Laporan Wartawan Tribunnews.com, Aisyah Nursyamsi
TRIBUNNEWS.COM, JAKARTA- Bayi dengan Berat Badan Lahir Rendah (BBLR) dan kelahiran prematur dapat berdampak serius pada kesehatan bayi, termasuk stunting.
Mengacu pada Survei Status Gizi Indonesia (SSGI) 2022, prevalensi BBLR di Indonesia sebesar 6,0 persen.
Baca juga: Bayi Berat Badan Lahir Rendah Berisiko Hipertensi dan Diabetes saat Dewasa
Selain itu, berdasarkan estimasi WHO dan UNICEF, prevalensi prematur di Indonesia sekitar 10 persen.
Direktur Gizi dan Kesehatan Ibu dan Anak dr. Lovely Daisy menyampaikan pencegahan kelahiran prematur dan bayi BBLR merupakan bagian dari pencegahan stunting.
Berdasarkan SSGI 2022, salah satu faktor terjadinya stunting pada bayi usia 0-11 bulan adalah bayi BBLR, prematuritas dan penyakit infeksi.
Karenanya, kata dr Lovely, pencegahan kelahiran prematur perlu dilakukan.
Baca juga: Capres Gencar Bahas Stunting, Mana yang Lebih Efektif?

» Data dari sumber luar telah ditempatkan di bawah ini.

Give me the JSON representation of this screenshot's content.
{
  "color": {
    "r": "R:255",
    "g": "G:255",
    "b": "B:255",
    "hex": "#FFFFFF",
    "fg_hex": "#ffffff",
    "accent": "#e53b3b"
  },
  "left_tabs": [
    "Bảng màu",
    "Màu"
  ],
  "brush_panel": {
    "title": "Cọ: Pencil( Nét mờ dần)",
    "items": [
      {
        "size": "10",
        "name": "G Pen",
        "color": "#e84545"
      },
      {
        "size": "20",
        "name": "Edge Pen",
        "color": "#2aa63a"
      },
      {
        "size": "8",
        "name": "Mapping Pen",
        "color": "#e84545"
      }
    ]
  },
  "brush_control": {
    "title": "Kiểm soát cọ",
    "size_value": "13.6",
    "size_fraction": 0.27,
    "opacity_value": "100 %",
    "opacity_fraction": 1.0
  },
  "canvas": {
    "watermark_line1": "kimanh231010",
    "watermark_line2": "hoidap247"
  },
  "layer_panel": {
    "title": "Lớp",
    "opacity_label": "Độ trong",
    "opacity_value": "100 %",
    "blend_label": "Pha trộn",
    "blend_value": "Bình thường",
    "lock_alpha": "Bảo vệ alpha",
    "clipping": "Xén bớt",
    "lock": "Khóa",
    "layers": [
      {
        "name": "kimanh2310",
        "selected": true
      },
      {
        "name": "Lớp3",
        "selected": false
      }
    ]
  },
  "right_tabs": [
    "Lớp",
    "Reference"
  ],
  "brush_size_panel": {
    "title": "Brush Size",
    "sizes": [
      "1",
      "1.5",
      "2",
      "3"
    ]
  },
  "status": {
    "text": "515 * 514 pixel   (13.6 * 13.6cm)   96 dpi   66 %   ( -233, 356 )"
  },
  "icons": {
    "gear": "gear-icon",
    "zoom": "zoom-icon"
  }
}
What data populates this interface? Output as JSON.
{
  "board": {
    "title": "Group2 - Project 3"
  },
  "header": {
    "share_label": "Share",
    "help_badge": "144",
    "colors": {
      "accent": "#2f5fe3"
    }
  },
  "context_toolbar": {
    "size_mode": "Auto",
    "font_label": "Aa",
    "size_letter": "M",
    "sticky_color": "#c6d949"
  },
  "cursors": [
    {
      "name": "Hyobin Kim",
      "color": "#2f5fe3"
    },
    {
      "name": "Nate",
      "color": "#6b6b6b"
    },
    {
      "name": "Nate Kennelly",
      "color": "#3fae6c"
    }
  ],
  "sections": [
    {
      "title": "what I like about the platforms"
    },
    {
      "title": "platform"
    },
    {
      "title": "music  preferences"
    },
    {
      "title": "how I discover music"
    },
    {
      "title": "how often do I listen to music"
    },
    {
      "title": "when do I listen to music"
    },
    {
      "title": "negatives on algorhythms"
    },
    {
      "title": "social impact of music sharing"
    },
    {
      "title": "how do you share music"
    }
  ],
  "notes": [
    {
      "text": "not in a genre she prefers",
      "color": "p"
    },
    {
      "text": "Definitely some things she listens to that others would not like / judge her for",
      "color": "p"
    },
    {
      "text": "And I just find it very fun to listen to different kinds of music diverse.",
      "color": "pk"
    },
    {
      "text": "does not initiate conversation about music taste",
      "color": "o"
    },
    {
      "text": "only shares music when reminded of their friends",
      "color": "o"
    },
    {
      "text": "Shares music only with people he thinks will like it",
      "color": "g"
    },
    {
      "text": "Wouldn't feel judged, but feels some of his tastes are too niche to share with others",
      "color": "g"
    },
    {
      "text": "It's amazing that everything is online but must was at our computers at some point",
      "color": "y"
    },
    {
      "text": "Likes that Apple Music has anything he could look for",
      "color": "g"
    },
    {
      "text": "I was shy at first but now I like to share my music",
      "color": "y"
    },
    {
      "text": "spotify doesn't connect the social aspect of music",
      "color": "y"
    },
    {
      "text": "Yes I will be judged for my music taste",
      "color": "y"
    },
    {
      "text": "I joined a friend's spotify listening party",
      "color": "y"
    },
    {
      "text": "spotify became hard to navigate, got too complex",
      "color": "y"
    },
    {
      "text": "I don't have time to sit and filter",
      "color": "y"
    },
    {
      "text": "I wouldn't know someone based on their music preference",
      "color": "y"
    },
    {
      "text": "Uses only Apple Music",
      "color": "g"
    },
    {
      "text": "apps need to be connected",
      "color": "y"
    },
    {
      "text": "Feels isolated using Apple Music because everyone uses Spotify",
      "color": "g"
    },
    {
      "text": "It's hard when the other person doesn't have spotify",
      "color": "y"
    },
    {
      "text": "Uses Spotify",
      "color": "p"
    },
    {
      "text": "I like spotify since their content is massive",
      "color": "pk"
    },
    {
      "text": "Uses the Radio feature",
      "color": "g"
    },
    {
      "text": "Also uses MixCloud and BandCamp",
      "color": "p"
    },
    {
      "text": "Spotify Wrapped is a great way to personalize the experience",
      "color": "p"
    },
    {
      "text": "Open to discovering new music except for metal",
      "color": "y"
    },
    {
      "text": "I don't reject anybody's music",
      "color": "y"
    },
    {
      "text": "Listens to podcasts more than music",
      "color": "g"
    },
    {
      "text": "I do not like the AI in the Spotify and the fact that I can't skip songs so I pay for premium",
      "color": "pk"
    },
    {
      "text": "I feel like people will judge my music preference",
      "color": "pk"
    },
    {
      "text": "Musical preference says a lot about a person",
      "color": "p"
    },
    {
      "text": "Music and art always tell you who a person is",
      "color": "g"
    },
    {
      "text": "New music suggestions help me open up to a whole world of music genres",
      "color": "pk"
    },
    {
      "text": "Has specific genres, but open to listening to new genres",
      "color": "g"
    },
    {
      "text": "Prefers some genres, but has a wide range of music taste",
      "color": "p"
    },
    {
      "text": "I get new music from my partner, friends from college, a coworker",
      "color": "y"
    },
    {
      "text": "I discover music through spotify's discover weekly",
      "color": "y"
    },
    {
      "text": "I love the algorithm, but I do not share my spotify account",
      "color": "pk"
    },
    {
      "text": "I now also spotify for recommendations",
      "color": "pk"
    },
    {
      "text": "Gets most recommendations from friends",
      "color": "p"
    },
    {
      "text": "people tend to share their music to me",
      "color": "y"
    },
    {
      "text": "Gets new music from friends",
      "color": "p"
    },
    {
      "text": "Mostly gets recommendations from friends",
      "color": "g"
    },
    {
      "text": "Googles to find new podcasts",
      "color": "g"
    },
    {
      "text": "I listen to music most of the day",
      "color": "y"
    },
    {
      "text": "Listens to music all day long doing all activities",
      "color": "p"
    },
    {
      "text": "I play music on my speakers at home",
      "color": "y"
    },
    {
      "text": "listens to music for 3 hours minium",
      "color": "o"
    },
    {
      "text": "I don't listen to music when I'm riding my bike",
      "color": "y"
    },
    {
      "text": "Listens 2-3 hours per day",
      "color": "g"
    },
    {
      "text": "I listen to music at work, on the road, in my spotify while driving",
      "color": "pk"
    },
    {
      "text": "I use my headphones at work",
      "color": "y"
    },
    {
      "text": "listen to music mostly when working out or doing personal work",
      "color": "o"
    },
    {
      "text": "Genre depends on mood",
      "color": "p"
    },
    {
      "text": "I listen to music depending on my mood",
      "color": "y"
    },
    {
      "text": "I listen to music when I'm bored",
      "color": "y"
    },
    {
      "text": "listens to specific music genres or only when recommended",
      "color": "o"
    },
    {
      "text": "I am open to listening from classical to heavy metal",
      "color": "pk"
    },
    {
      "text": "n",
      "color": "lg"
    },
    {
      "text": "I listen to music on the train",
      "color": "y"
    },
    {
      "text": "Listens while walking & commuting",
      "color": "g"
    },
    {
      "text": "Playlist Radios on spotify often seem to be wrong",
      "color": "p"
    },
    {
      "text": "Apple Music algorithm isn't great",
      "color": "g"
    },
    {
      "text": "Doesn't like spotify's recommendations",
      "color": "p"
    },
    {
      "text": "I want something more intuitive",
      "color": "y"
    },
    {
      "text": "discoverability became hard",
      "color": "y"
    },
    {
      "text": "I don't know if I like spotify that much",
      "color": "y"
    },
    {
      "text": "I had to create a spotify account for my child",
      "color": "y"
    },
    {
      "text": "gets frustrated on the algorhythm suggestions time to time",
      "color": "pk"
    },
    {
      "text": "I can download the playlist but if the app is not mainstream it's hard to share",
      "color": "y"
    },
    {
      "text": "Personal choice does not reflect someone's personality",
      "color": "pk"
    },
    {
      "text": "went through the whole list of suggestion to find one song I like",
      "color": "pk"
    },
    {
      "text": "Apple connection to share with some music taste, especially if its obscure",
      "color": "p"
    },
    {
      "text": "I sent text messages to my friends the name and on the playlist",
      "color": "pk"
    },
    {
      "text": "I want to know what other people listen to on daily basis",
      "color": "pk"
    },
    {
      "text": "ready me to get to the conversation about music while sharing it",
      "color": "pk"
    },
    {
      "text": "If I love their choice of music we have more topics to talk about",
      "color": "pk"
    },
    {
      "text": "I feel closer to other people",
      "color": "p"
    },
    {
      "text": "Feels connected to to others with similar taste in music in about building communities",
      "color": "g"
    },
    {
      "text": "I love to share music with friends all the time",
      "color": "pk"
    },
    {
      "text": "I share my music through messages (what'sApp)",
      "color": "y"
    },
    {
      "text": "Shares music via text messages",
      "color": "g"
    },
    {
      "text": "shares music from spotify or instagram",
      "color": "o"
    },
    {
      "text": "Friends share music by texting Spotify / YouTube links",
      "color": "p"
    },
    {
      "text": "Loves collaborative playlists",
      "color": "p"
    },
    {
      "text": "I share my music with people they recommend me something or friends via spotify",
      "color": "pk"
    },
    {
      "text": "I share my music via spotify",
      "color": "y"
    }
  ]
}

Begini Kata BKKBN
“Kita ingin menurunkan stunting melalui pencegahan bayi lahir prematur, jadi kalau sudah mengobati itu akan butuh waktu lama, biaya mahal dan hasilnya tidak optimal,” kata dr. Lovely dalam website resmi Kemenkes, (16/12/2023).
Bayi prematur adalah bayi yang lahir sebelum usia kehamilan 37 minggu.
Umumnya, bayi prematur di Indonesia memiliki berat lebih kecil dari yang seharusnya atau yang disebut dengan Kecil Masa Kehamilan (KMK).
Tidak hanya berukuran kecil, bayi prematur terlahir dengan fungsi organ yang belum sempurna sehingga membutuhkan perhatian khusus seperti perawatan intensif.
Dr. Lovely melanjutkan, hal yang sangat perlu dilakukan adalah deteksi dini.
Bahkan, deteksi dini ini perlu dilakukan sebelum hamil untuk menghindari ibu hamil dengan berbagai faktor risiko serta mencegah BBLR dan stunting pada bayi.
dr. Lovely menjelaskan pencegahan BBLR dan stunting juga perlu dilakukan melalui intervensi sebelum hamil dan ketika hamil.